Former House Republican Sentenced To 22 Months In Prison For Insider Trading

NEW YORK - OCTOBER 07:  A trader works on the floor of the New York Stock Exchange October 7, 2008 in New York City. Despite a government debt buyout plan, the Dow continued to fall today, closing more than 500 points down.  (Photo by Mario Tama/Getty Images)
(Photo by Mario Tama/Getty Images)

OAN’s James Meyers
1:19 PM – Wednesday, September 20, 2023

Stephen Buyer, a former Republican legislator who served almost 20 years in Congress, was sentenced to 22 years in prison for insider trading on Tuesday. 


Stephen Buyer, 64, is a former U.S. representative from Indiana who served in his position from 1993 to 2011. He was convicted earlier this year for operating off insider information after leaving office.

Buyer was charged on four counts of securities fraud related to a pair of insider trading schemes in 2018 and 2019. He was also ordered to forfeit the $354,027 he had gained from the trades in addition to a $10,000 fine. 

The conviction came shortly after he purchased stocks in Navigant, which is a management company that one of Buyer’s clients, Guidehouse, was set to purchase weeks later. Later on, he purchased shares of Sprint after finding out about the phone company’s future plans to merge with T-Mobile. 

The 22-month sentence was less than the 36-month imprisonment originally requested by prosecutors. 

“Stephen Buyer was convicted by a jury of twice engaging in insider trading.  He abused positions of trust for illicit personal gain, and today he faced justice for those acts.  No insider trader is above the law, and we will continue to bring those who undermine the fairness and integrity of our markets to justice,” U.S. Attorney Damian Williams said in a statement Tuesday.

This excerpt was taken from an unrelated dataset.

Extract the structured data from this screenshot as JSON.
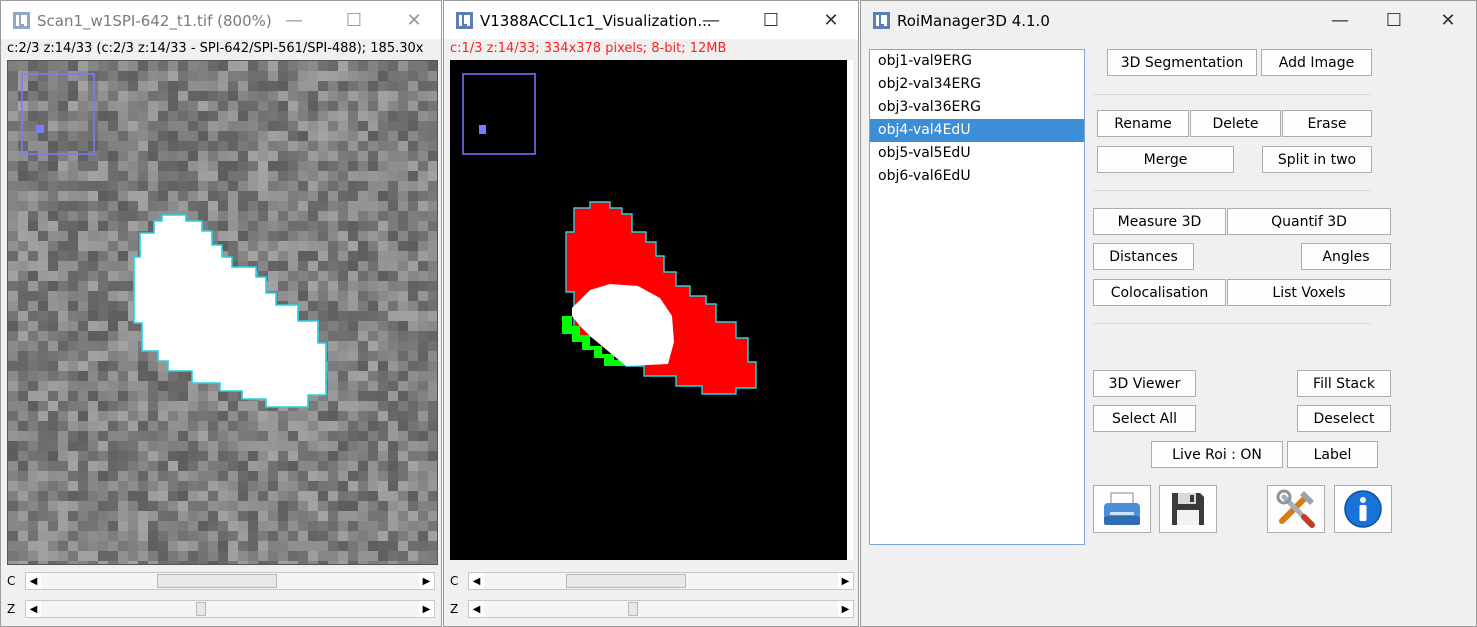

According to the indictment, Buyer “misappropriated material non-public information” that he learned as a consultant and used that information to “place timely, profitable securities trades in brokerage accounts in his own name and the names of others.”

During the trial, U.S. District Judge Richard Berman accused Buyer of obstruction of justice for providing false explanations for his trades to the court. 

Buyer’s legal team pleaded and urged the judge to sentence him to house arrest and community service. 

The prosecution pleaded for Buyer to pay an additional $1.4 million to cover the cost of legal fees for both sides, but the judge declined the request.